Tax & Accounting Blog

Congress is Proposing New Measures in Effort to Curb Identity Theft

Blog, ONESOURCE September 29, 2015

You know it’s a slow news day when you’re reading articles from the Joint Committee on Taxation! Currently, the big topic of conversation is 18 new proposals on identity theft and tax refund fraud prevention.

The IRS is continuously combating tax-related identity theft cases and looking for strategies to improve its defenses for taxpayers and payers. One thing is for sure, the new proposals outlined by Congress are designed to protect taxpayers and payers from identity theft or help in the recovery process if they fall victim.

Confession: I have to admit, the topic of identity theft and fraud is really interesting to me. It just fascinates me how much work a person will go through to cheat others out of their money. They’re obviously very resourceful and smart people; just image if they used that power for good!


What do the new proposals mean for taxpayers?

Throughout my career, I’ve worked numerous identity theft cases. One of the hazards of the job is calling a taxpayer to inform them they are a victim of identity theft or tax fraud. After breaking the news, its standard to direct them to the Department of Treasury to file an affidavit on identity theft and begin the long recovery process. Under the new proposals, the IRS and the Office of the National Taxpayer Advocate have new guidance on how to process cases faster and free up pending taxpayer returns. For instance, one proposal recommends blocking electronic filing acceptance if the taxpayer has filed an affidavit. For the victim this means the bad guy can’t file your information again through electronic filing. In my opinion, the IRS may need to conduct a feasibility study on this. To play the devil’s advocate here, this could slow down your return and force the bad guy to print the tax return and mail it in. If he/she beats you to the filing, then they can still win.

Another proposal is to allow taxpayers to request IP PINs. Then, if the bad guy files without your super-secret PIN, they get nothing. Now that seems like a more fool-proof plan.

What about the Payers?

We know that many tax forms allow for truncated taxpayer SSNs while other tax forms do not (yikes). If this proposal is passed, truncated SSNs on all your W-2 is mandate. You may not think that is a big deal, but bad guys know when those W-2s go out and they can be the Holy Grail for identity thieves. A little mailbox diving in January and those W-2 forms have everything they need.

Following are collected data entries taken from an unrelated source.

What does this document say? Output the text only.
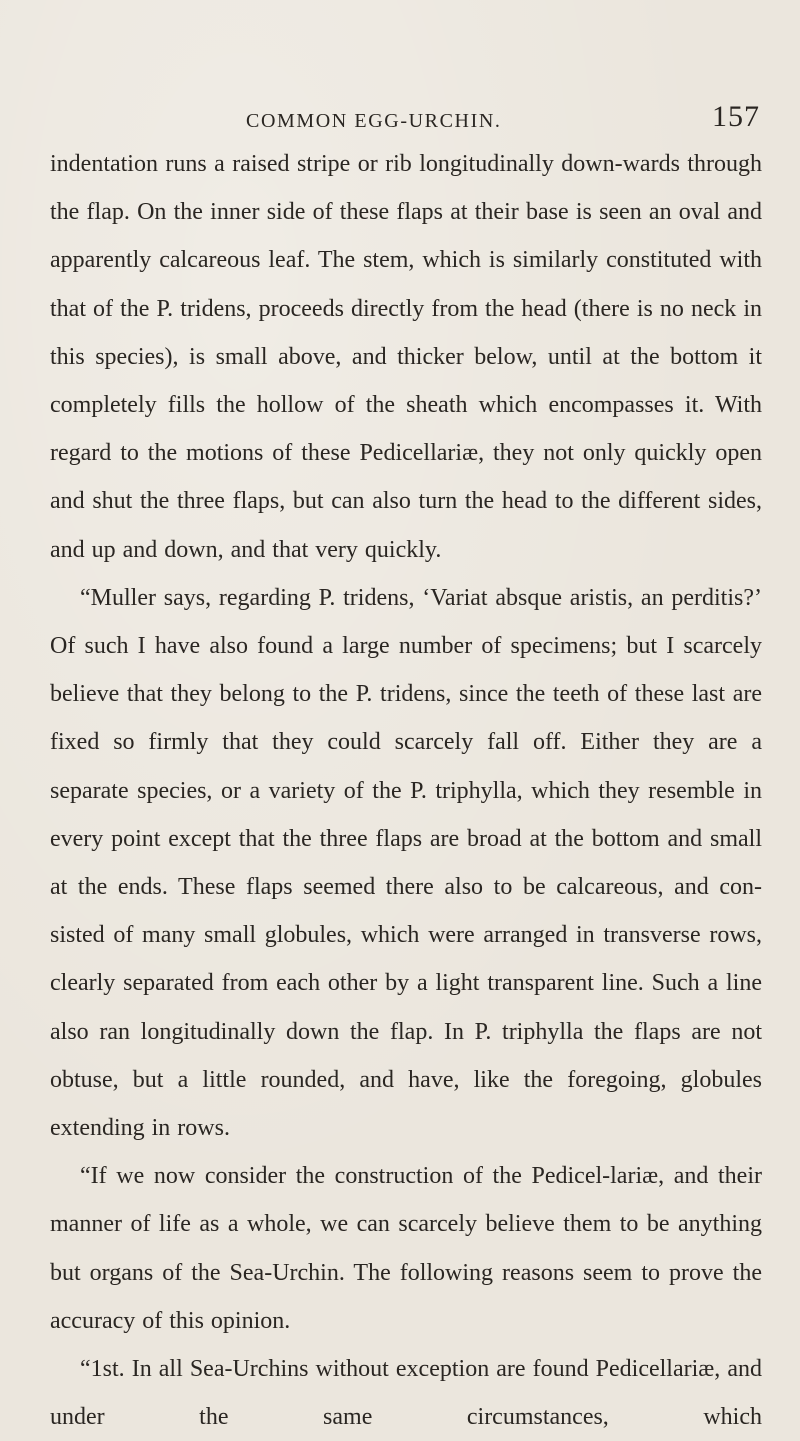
COMMON EGG-URCHIN.	157

indentation runs a raised stripe or rib longitudinally down-wards through the flap. On the inner side of these flaps at their base is seen an oval and apparently calcareous leaf. The stem, which is similarly constituted with that of the P. tridens, proceeds directly from the head (there is no neck in this species), is small above, and thicker below, until at the bottom it completely fills the hollow of the sheath which encompasses it. With regard to the motions of these Pedicellariæ, they not only quickly open and shut the three flaps, but can also turn the head to the different sides, and up and down, and that very quickly.

“Muller says, regarding P. tridens, ‘Variat absque aristis, an perditis?’ Of such I have also found a large number of specimens; but I scarcely believe that they belong to the P. tridens, since the teeth of these last are fixed so firmly that they could scarcely fall off. Either they are a separate species, or a variety of the P. triphylla, which they resemble in every point except that the three flaps are broad at the bottom and small at the ends. These flaps seemed there also to be calcareous, and con-sisted of many small globules, which were arranged in transverse rows, clearly separated from each other by a light transparent line. Such a line also ran longitudinally down the flap. In P. triphylla the flaps are not obtuse, but a little rounded, and have, like the foregoing, globules extending in rows.

“If we now consider the construction of the Pedicel-lariæ, and their manner of life as a whole, we can scarcely believe them to be anything but organs of the Sea-Urchin. The following reasons seem to prove the accuracy of this opinion.

“1st. In all Sea-Urchins without exception are found Pedicellariæ, and under the same circumstances, which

If you are not familiar with tax reporting and filing, the IRS basically operates on a trust but verify basis. Your W-2 and 1099s come to you in January, but the payers do not have to actually file those forms with the IRS until March 31st if they file electronically. And, many forms are allowed an automatic 30 day extension which is actually going away soon for many forms. With the extension, now payers have until April 30th to file forms. The problem is that if a bad guy gets your identity, they are going to file before you and before the payer files the data. The IRS trusts your honesty in filing and processes your refund. When you go to actually file, the IRS declines you because you already “filed.”

When the IRS gets the file from the payer, they see that you got too much of a refund and come after you. What a mess! The only way to fix this is to have that filing to the IRS quicker. This proposal requires that payers file the forms with the IRS within 15 days of the due date for the taxpayer statement. Wait, what? So instead of having until April 30th, now the payer needs to file by February 15th? Getting W-2s to the IRS by mid-February will make the payers scramble and none too happy. But, from a taxpayer perspective, it’s awesome.

The last item of interest is the proposed de minimis rule for statement corrections. Today, if you received a 1099 form with a reportable amount and it later gets corrected, up or down, for as little as a penny, the payer must send you, and the IRS, a corrected form. With this, the payer could be subject to penalty for failure to report the accurate amount. With the de minimis proposal, the changed amount would have to be greater than $100 for reportable funds, or greater than $25 in backup withheld funds. This would greatly reduce the number of corrections the IRS receives every year.

What’s the conclusion?

I do want to mention that all of these proposals are just that: proposals. Nothing is confirmed or set in stone. And, you’ve heard the song and know what happens to Bills on Capitol Hill! Time will tell if these make it through.